Privilegiert
Aus für Diplomaten-Reisepässe
13.01.2012
Mehrere Dutzend Ex-Minister verlieren in Kürze ihre Pässe.
Ab Dienstag dürfen Ex-Regierungsmitglieder keine Dienstpässe mehr erhalten. Sie gelten ab sofort nur mehr für aktive Minister.
Vergangene Woche war es für Michael Spindelegger noch ein „Pipifax“-Thema, nun wurde der öffentliche Druck zu groß: ÖVP-Außenminister Michael Spindelegger zieht nun eindeutige Konsequenzen aus der sogenannten Diplomatenpass-Affäre. Alle Ex-Politiker, die bisher über einen Dienstpass verfügt haben, müssen diesen zurückgeben.
In den vergangenen Tagen war bekannt geworden, dass ehemalige Regierungsmitglieder, die inzwischen im Visier der Justiz stehen – wie Ex-FPÖ-Finanzminister Karl-Heinz Grasser oder ÖVP-Innenminister Ernst Strasser –, weiter ungeniert die Privilegien eines Diplomatenpasses genießen.
Upgrading
Damit sind nicht nur Annehmlichkeiten wie kein Schlangestehen am Flughafen oder automatisches Upgrading in Luxushotels verbunden – für Träger solcher Dienstpässe gibt es auch keinen Visumzwang, und in der Regel dürfen sie auch unkontrolliert durch den Zoll.
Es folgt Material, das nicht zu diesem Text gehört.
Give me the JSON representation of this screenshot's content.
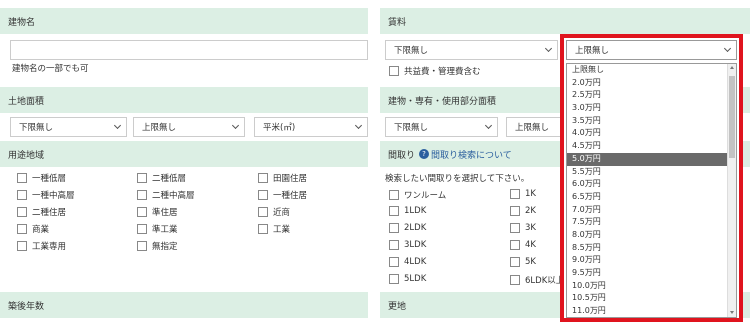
{
  "building_name": {
    "header": "建物名",
    "hint": "建物名の一部でも可"
  },
  "rent": {
    "header": "賃料",
    "lower_value": "下限無し",
    "upper_value": "上限無し",
    "common_fee_label": "共益費・管理費含む",
    "options": [
      "上限無し",
      "2.0万円",
      "2.5万円",
      "3.0万円",
      "3.5万円",
      "4.0万円",
      "4.5万円",
      "5.0万円",
      "5.5万円",
      "6.0万円",
      "6.5万円",
      "7.0万円",
      "7.5万円",
      "8.0万円",
      "8.5万円",
      "9.0万円",
      "9.5万円",
      "10.0万円",
      "10.5万円",
      "11.0万円"
    ],
    "highlighted_option": "5.0万円"
  },
  "land_area": {
    "header": "土地面積",
    "lower_value": "下限無し",
    "upper_value": "上限無し",
    "unit_value": "平米(㎡)"
  },
  "building_area": {
    "header": "建物・専有・使用部分面積",
    "lower_value": "下限無し",
    "upper_value": "上限無し"
  },
  "zoning": {
    "header": "用途地域",
    "col1": [
      "一種低層",
      "一種中高層",
      "二種住居",
      "商業",
      "工業専用"
    ],
    "col2": [
      "二種低層",
      "二種中高層",
      "準住居",
      "準工業",
      "無指定"
    ],
    "col3": [
      "田園住居",
      "一種住居",
      "近商",
      "工業"
    ]
  },
  "layout": {
    "header": "間取り",
    "help_link": "間取り検索について",
    "instruction": "検索したい間取りを選択して下さい。",
    "col1": [
      "ワンルーム",
      "1LDK",
      "2LDK",
      "3LDK",
      "4LDK",
      "5LDK"
    ],
    "col2": [
      "1K",
      "2K",
      "3K",
      "4K",
      "5K",
      "6LDK以上"
    ]
  },
  "building_age": {
    "header": "築後年数"
  },
  "address": {
    "header": "更地"
  }
}
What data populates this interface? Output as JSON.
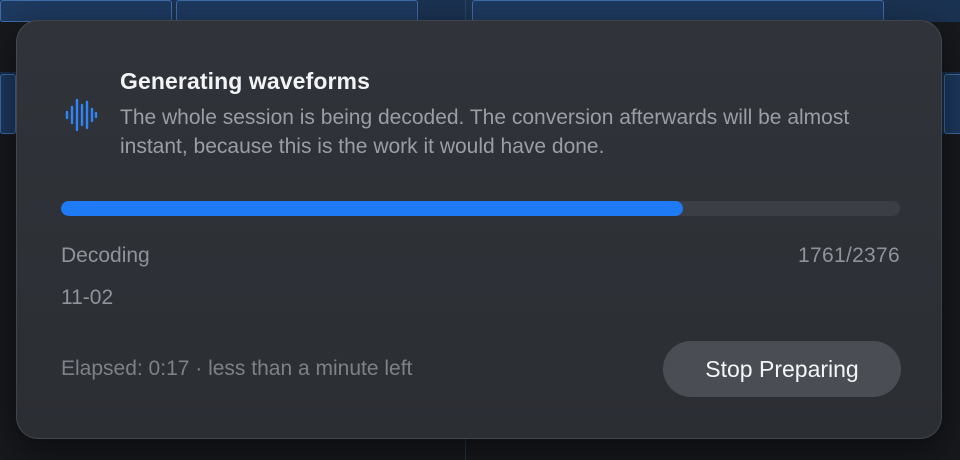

Bei Politikern, die in brisante Strafverfahren verwickelt sind (es gilt die Unschuldsvermutung), kann so ein Diplomatenpass also praktisch sein.
Waffenlobbyist. Zum endgültigen Stimmungsumschwung bei Spindelegger kam es, als bekannt wurde, dass auch der Ehemann von Ex-Ministerin Maria Rauch-Kallat, Waffenlobbyist Graf Ali Mensdorff-Pouilly, so einen Pass besitzt.
Der ÖVP-Chef wird deshalb am kommenden Dienstag die neue Regelung beantragen, wonach die Privilegien-Pässe nur mehr für aktive Regierungsmitglieder und Diplomaten ausgestellt werden.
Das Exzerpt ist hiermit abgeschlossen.